Without having the full trace, it does look like you are indeed spending the vast majority of time presenting. ~4ms for a swap buffers is certainly more expensive than I would expect. Based on the collapsed CPU row above, it doesn’t look like the CPU is active during those times. It only spikes activity to submit draws for the next frame by the looks of it.
I would imagine your GPU queue is fairly empty as well? This looks somewhat like a synchronization issue to me. But again - i’m guessing at this point. I would probably start by looking at your spin lock and investigating that clear.
Also, i’m going to move this discussion over the the systems thread. :)
Is that the line called labeled “OpenGL GPU work IDC”?
Because in Timeline View I only see two top-level nodes:
CPU
Threads
and both have 4 entries.
The GPU Work line shows very similar blobs to the API line, and is often also labeled with glXSwapBuffers.

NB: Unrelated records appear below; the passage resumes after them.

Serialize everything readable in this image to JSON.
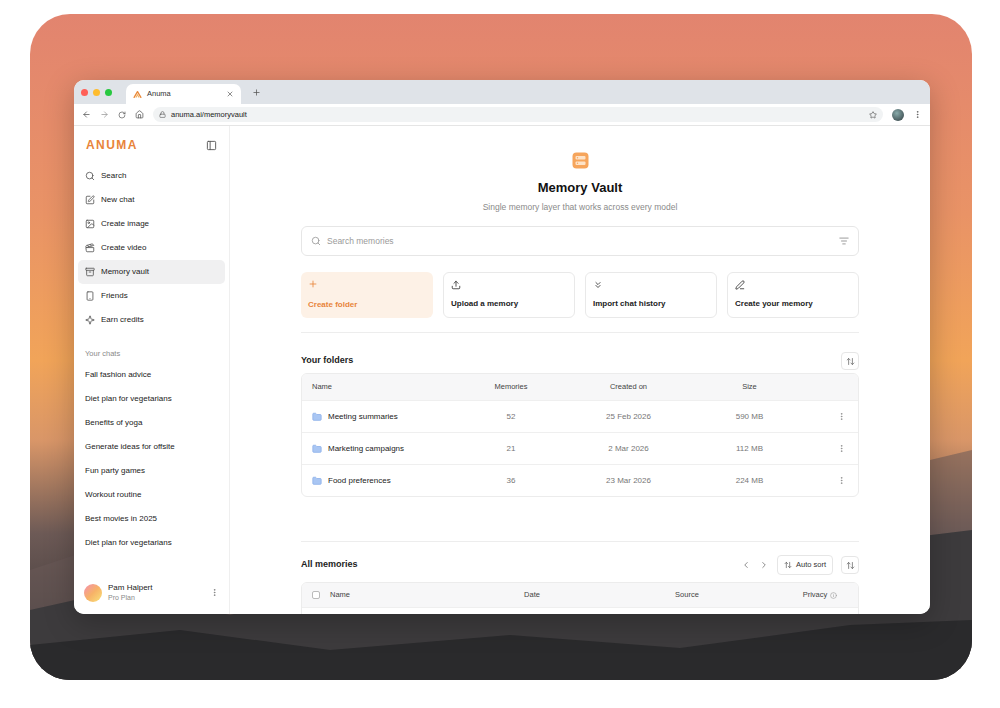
{
  "browser": {
    "tab_title": "Anuma",
    "url": "anuma.ai/memoryvault"
  },
  "sidebar": {
    "logo": "ANUMA",
    "items": [
      {
        "label": "Search",
        "selected": false
      },
      {
        "label": "New chat",
        "selected": false
      },
      {
        "label": "Create image",
        "selected": false
      },
      {
        "label": "Create video",
        "selected": false
      },
      {
        "label": "Memory vault",
        "selected": true
      },
      {
        "label": "Friends",
        "selected": false
      },
      {
        "label": "Earn credits",
        "selected": false
      }
    ],
    "chats_heading": "Your chats",
    "chats": [
      "Fall fashion advice",
      "Diet plan for vegetarians",
      "Benefits of yoga",
      "Generate ideas for offsite",
      "Fun party games",
      "Workout routine",
      "Best movies in 2025",
      "Diet plan for vegetarians"
    ],
    "user": {
      "name": "Pam Halpert",
      "plan": "Pro Plan"
    }
  },
  "main": {
    "title": "Memory Vault",
    "subtitle": "Single memory layer that works across every model",
    "search": {
      "placeholder": "Search memories"
    },
    "actions": [
      {
        "label": "Create folder",
        "kind": "primary"
      },
      {
        "label": "Upload a memory",
        "kind": "default"
      },
      {
        "label": "Import chat history",
        "kind": "default"
      },
      {
        "label": "Create your memory",
        "kind": "default"
      }
    ],
    "folders": {
      "title": "Your folders",
      "columns": [
        "Name",
        "Memories",
        "Created on",
        "Size"
      ],
      "rows": [
        {
          "name": "Meeting summaries",
          "memories": "52",
          "created": "25 Feb 2026",
          "size": "590 MB"
        },
        {
          "name": "Marketing campaigns",
          "memories": "21",
          "created": "2 Mar 2026",
          "size": "112 MB"
        },
        {
          "name": "Food preferences",
          "memories": "36",
          "created": "23 Mar 2026",
          "size": "224 MB"
        }
      ]
    },
    "memories": {
      "title": "All memories",
      "auto_sort": "Auto sort",
      "columns": [
        "Name",
        "Date",
        "Source",
        "Privacy"
      ],
      "rows": [
        {
          "checked": false,
          "privacy": true
        }
      ]
    }
  }
}
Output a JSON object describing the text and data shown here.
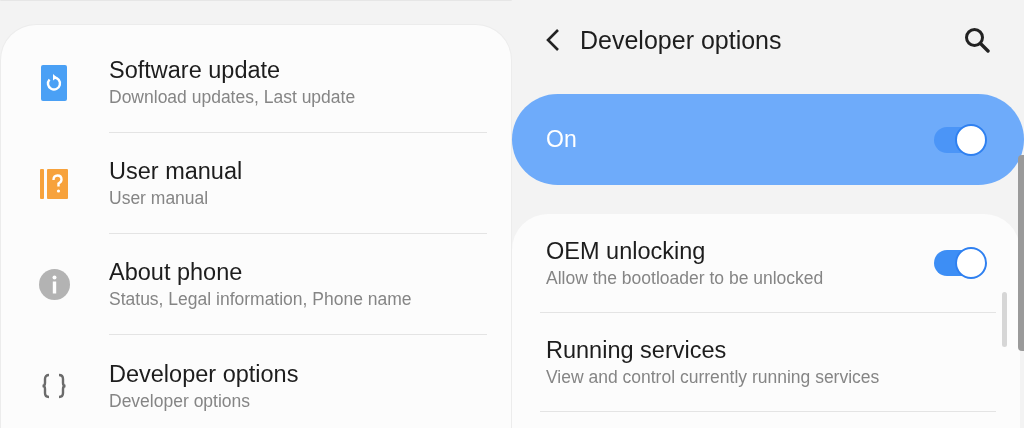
{
  "settings_list": {
    "items": [
      {
        "kind": "update",
        "title": "Software update",
        "subtitle": "Download updates, Last update"
      },
      {
        "kind": "manual",
        "title": "User manual",
        "subtitle": "User manual"
      },
      {
        "kind": "info",
        "title": "About phone",
        "subtitle": "Status, Legal information, Phone name"
      },
      {
        "kind": "code",
        "title": "Developer options",
        "subtitle": "Developer options"
      }
    ]
  },
  "developer_options": {
    "title": "Developer options",
    "master_switch": {
      "label": "On",
      "on": true
    },
    "items": [
      {
        "kind": "toggle",
        "title": "OEM unlocking",
        "subtitle": "Allow the bootloader to be unlocked",
        "on": true
      },
      {
        "kind": "plain",
        "title": "Running services",
        "subtitle": "View and control currently running services"
      }
    ]
  }
}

So, I removed my glReadPixels and off-screen renders to make the OpenGL usage as simple as possible, to see what a normal, non sync-affected run looks like.
Would I expect to see a glXSwapBuffers to show up prominently, as I assume that during that swap, the flushing and syncing normally happens, and thus will take the bulk of CPU cycles?
What I am trying to achieve is: not have the glMapBufferRange() block the CPU.
I use a PBO to glReadPixels(), and thanks to the PBO, the glReadPixels is not blocking, but when I later want to get the actual values, the glMapBufferRange will block.